I'm trying to prove that the flag $F_{d_1\ldots d_m}(V)=\{(S_1,\ldots,S_m)|S_1\subset S_2\subset\ldots S_m \ \ \ \ \textrm{with} \ \ \ \ \textrm{dim}S_i=d_i \ \ \ \ \textrm{and}\ \ \ 1<d_1<\ldots<d_m<n\}$ where $V$ is a complex vector space od dimension $n$ and $d_i$ fixed $\forall i=1,\ldots,m$, is a smooth manifold.
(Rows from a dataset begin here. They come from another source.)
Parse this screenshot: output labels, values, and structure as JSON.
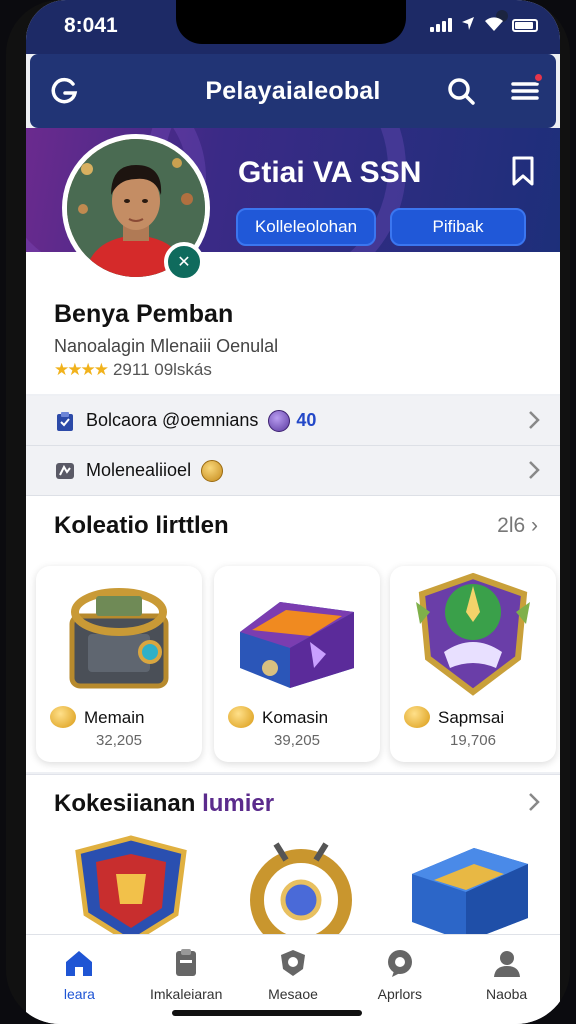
{
  "status_bar": {
    "time": "8:041"
  },
  "header": {
    "title": "Pelayaialeobal"
  },
  "banner": {
    "title": "Gtiai VA SSN",
    "buttons": [
      "Kolleleolohan",
      "Pifibak"
    ]
  },
  "profile": {
    "name": "Benya Pemban",
    "subtitle": "Nanoalagin Mlenaiii Oenulal",
    "stars": "★★★★",
    "rating_text": "2911 09lskás"
  },
  "rows": [
    {
      "label": "Bolcaora @oemnians",
      "value": "40",
      "icon": "clipboard-icon",
      "coin": "purple-coin-icon"
    },
    {
      "label": "Molenealiioel",
      "value": "",
      "icon": "map-icon",
      "coin": "gold-coin-icon"
    }
  ],
  "section1": {
    "title": "Koleatio lirttlen",
    "count": "2l6",
    "cards": [
      {
        "label": "Memain",
        "value": "32,205",
        "art": "treasure-chest"
      },
      {
        "label": "Komasin",
        "value": "39,205",
        "art": "magic-crate"
      },
      {
        "label": "Sapmsai",
        "value": "19,706",
        "art": "guild-shield"
      }
    ]
  },
  "section2": {
    "title": "Kokesiianan",
    "title_accent": "lumier",
    "items": [
      "crest-shield",
      "golden-amulet",
      "blue-treasure-box"
    ]
  },
  "bottom_nav": [
    {
      "label": "leara",
      "icon": "home-icon",
      "active": true
    },
    {
      "label": "Imkaleiaran",
      "icon": "clipboard-icon",
      "active": false
    },
    {
      "label": "Mesaoe",
      "icon": "shield-icon",
      "active": false
    },
    {
      "label": "Aprlors",
      "icon": "chat-icon",
      "active": false
    },
    {
      "label": "Naoba",
      "icon": "user-icon",
      "active": false
    }
  ],
  "colors": {
    "header": "#213475",
    "accent_blue": "#2058d8",
    "active_nav": "#1f55d4",
    "notification": "#e6354b"
  }
}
I'm using the following construction of the flag manifold: Let $GL(d_m,\mathbb{C})$ and take the subgroup of upper-triangular block matrices $U(d_m)$ where the blocks o the digonal are of sizes $d_1\times d_1, (d_2-d_1)\times(d_2-d_1),\ldots, d_m-d_{m-1}$, we will considerer the flag manifold $F_{d_1\ldots d_m}$ as the quotient space $GL(d_m,\mathbb{C})/U(d_m)$.
This construction is similar as the way we construct the Grassmanian, I tried to imitate that construction with $m=2$. I took the matrix $$ A=\left[\begin{array}[cc] &A_{d_1\times d_1}&A_{d_1\times(d_2-d_1)}\\ A_{(d_2-d_1)\times d_1}&A_{(d_2-d_1)\times(d_2-d_1)}\\ A_{(n-d_2)\times d_1}&A_{(n-d_2)\times(d_2-d_1)} \end{array}\right] $$ Where $A_{i\times j}$ is a block matrix of size $i\times j$. Then I took the matrix $$ B=\left[\begin{array}[cc] &A_{d_1\times d_1}^{-1}&B_{d_1\times(d_2-d_1)}\\ 0&A_{(d_2-d_1)\times(d_2-d_1)}^{-1}\end{array}\right] $$ Since $B$ is an upper-tringulr block matrix, we have tht $AB\sim A$, therefore $$ A\sim AB=\left[\begin{array}[cc] &I_{d_1\times d_1}&A_{d_1\times d_1}B_{d_1\times(d_2-d_1)}+A_{d_1\times(d_2-d_1)}A_{(d_2-d_1)\times(d_2-d_1)}\\ A_{(d_2-d_1)\times d_1}A_{d_1\times d_1}^{-1}&A_{(d_2-d_1)\times d_1}B_{d_1\times(d_2-d_1)}+I_{(d_2-d_1)\times(d_2-d_1)}\\ A_{(n-d_2)\times d_1}A_{d_1\times d_1}^{-1}&A_{(n-d_2)\times d_1}B_{d_1\times(d_2-d_1)}+A_{(n-d_2)\times(d_2-d_1)}A_{(d_2-d_1)\times(d_2-d_1)} \end{array}\right] $$ Now the only thing I can see from here is that $$ A\sim\left[\begin{array}[cc] &I_{d_1\times d_1}&A_{d_1\times d_1}B_{d_1\times(d_2-d_1)}+A_{d_1\times(d_2-d_1)}A_{(d_2-d_1)\times(d_2-d_1)}\\ A_{(d_2-d_1)\times d_1}A_{d_1\times d_1}^{-1}&A_{(d_2-d_1)\times d_1}B_{d_1\times(d_2-d_1)}\\ A_{(n-d_2)\times d_1}A_{d_1\times d_1}^{-1}&A_{(n-d_2)\times d_1}B_{d_1\times(d_2-d_1)} \end{array}\right]+\left[\begin{array}[cc] &0&0\\ 0&I_{(d_2-d_1)\times(d_2-d_1)}\\ 0&A_{(n-d_2)\times(d_2-d_1)}A_{(d_2-d_1)\times(d_2-d_1)}\end{array}\right] $$ If in the second column of the first matrix all the entries are zero, then I would have a parametrization of the flag. But first I don't know how to do it and second, if I find the way I would lose the element $A_{d_1\times(d_2-d_1)}$, so the maps wouldn't be injective.
Amy suggestion on how to find the charts of the flag manifolds?